Government secures U.S. $ 688 million dollars IMF standby credit

The financing package involves “blended access, comprising of 497.1 million dollars Stand-By Arrangement and 191.2 million dollars arrangement under the Stand-By Credit Facility (SBA/SCF) for a combined 688.3 million dollars.

IMF Deputy Managing Director Naoyuki Shinohara said the Kenyan authorities’ prudent macroeconomic policies and major institutional and economic reforms of recent years have contributed to macroeconomic stability, higher growth, and increased external buffers.

“The economy, however, remains vulnerable to shocks arising from Kenya’s growing integration into global markets, security concerns, and extreme weather events,” Shinohara said in a statement released in Nairobi.

IMF’s decision makes available a total of 535.3 million dollars immediately and the remainder in two equal tranches upon completion of semi-annual program reviews.

The government plans to treat the arrangements as precautionary, and do not intend to draw on the SBA/SCF unless external shocks lead to an actual balance-of-payment need.

The IMF said Kenya’s rising income and a track record of access to international markets justifies the country’s eligibility for blended access financing.

It said the Kenyan economy is affected by a sudden shift in global investors’ risk sentiment, a deterioration of security conditions, or large weather-related shocks.

“The new financing package thus represents an effort to tailor existing Fund facilities to the specific insurance needs of the country,” the Fund said.

This is the first financing package of this type approved by the Fund for a “frontier” market—second-generation emerging market country—in sub-Saharan Africa.

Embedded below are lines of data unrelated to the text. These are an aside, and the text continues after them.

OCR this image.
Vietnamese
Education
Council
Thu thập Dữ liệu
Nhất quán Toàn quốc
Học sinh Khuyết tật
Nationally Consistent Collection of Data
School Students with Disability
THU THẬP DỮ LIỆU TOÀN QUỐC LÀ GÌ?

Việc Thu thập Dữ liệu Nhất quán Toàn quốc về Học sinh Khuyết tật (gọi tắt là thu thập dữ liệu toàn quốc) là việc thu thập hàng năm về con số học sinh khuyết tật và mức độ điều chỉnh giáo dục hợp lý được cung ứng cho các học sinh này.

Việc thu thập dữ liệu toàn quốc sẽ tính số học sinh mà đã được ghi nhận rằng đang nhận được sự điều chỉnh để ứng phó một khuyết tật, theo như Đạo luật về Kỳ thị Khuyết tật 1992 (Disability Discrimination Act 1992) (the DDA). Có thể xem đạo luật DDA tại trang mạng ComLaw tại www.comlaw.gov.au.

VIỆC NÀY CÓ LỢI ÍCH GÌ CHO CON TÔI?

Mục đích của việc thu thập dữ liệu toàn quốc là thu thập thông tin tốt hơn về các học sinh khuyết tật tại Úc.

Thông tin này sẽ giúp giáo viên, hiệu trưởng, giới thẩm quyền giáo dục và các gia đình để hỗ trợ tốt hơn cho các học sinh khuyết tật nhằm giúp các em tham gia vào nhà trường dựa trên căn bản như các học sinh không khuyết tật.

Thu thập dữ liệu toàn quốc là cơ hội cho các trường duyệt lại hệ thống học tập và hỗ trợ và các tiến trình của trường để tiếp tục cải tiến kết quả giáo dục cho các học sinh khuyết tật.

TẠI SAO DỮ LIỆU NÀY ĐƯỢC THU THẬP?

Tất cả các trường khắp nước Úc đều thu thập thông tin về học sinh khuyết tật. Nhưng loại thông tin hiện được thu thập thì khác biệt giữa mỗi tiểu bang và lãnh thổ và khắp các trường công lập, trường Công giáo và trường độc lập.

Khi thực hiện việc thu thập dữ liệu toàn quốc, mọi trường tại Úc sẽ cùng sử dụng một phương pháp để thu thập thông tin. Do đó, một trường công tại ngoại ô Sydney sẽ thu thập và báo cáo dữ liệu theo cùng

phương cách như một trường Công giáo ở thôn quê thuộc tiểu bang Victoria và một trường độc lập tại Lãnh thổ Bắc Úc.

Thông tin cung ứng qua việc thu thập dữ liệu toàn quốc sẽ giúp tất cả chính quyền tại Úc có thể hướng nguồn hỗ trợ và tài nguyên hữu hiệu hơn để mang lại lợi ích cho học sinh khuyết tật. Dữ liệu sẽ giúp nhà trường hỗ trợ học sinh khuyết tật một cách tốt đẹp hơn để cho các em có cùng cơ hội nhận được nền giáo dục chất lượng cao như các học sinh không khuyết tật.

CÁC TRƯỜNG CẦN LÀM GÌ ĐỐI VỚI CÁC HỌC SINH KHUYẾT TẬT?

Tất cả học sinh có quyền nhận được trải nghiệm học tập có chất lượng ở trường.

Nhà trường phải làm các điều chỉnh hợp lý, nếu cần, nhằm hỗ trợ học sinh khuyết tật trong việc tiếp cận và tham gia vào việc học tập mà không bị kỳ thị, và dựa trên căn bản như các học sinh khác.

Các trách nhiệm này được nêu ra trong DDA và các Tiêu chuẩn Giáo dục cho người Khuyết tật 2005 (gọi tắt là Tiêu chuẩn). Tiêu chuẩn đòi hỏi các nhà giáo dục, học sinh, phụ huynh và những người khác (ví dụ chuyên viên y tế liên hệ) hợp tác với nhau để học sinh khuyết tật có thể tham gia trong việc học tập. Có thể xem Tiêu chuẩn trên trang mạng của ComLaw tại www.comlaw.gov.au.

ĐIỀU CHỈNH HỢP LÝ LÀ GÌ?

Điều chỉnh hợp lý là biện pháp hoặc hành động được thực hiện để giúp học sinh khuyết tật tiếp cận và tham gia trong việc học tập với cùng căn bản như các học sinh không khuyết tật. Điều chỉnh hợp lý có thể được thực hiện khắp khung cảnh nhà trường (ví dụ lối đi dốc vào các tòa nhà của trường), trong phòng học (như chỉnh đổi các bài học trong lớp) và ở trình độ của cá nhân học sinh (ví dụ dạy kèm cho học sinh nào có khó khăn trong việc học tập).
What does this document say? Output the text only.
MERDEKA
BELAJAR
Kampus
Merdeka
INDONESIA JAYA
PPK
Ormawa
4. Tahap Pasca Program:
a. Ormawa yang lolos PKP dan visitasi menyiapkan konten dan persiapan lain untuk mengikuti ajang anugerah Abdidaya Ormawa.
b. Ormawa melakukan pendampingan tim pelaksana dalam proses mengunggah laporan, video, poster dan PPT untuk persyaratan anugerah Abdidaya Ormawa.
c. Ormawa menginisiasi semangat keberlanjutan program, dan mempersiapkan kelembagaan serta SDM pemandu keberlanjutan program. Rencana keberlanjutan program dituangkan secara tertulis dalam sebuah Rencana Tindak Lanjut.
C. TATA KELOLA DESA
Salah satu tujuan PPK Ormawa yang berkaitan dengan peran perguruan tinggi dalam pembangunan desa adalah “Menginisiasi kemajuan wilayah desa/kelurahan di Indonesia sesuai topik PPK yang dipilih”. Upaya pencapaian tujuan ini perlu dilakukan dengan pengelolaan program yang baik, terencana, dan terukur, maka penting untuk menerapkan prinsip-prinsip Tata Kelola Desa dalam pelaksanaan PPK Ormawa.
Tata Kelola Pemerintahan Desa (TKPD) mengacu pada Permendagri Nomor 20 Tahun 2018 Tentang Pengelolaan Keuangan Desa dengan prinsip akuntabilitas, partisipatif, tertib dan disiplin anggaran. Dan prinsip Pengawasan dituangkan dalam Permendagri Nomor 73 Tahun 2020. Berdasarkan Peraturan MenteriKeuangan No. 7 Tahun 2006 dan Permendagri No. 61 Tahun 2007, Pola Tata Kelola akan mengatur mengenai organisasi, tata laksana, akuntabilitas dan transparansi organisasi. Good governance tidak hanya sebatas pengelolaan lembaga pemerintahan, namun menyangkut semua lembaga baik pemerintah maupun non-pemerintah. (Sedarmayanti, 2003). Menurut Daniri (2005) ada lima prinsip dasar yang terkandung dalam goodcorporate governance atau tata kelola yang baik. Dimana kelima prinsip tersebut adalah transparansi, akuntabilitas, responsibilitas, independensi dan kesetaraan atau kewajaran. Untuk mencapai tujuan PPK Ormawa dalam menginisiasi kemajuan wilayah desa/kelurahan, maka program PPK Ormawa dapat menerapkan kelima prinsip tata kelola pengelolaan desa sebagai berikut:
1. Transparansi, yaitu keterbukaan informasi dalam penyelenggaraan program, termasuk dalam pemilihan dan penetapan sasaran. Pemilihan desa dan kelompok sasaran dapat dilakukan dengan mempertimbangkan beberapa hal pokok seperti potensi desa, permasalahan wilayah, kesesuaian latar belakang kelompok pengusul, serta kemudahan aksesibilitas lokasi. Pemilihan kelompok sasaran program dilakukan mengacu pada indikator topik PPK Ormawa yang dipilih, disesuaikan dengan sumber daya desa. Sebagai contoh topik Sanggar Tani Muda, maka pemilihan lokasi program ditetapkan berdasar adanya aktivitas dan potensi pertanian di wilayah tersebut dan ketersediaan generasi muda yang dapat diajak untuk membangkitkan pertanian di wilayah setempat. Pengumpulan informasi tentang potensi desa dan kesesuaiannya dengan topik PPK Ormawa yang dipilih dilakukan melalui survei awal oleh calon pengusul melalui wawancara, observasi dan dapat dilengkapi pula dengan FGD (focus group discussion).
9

Shinohara said the new arrangements with IMF provide a policy anchor for continued reforms, and would mitigate the impact of shocks if they materialize, supporting continued strong growth and poverty reduction.

He said the planned scaling up of infrastructure investments under the authorities’ economic program will lift Kenya’s growth trajectory by removing bottlenecks to private sector activity and fostering regional integration, provided public debt remains on a sustainable path.

The Kenyan government had requested the program as insurance policy against economic shocks, despite having successfully borrowed in the international capital markets in 2014 in its first dollar-denominated bond.

Kenya’s shifting focus to the precautionary lending arrangement is part of the measures the government is taking to prevent a recurrence of the shocks that hit its economy in 2011 after the Central Bank of Kenya (CBK) failed to adequately respond to the combination of internal and external shocks.

Analysts say the government wants to keep the IMF loan in the General Reserve Account (GRA), which has been used by countries such as Zimbabwe, from where it can be drawn in the event of short- term balance of payment shocks.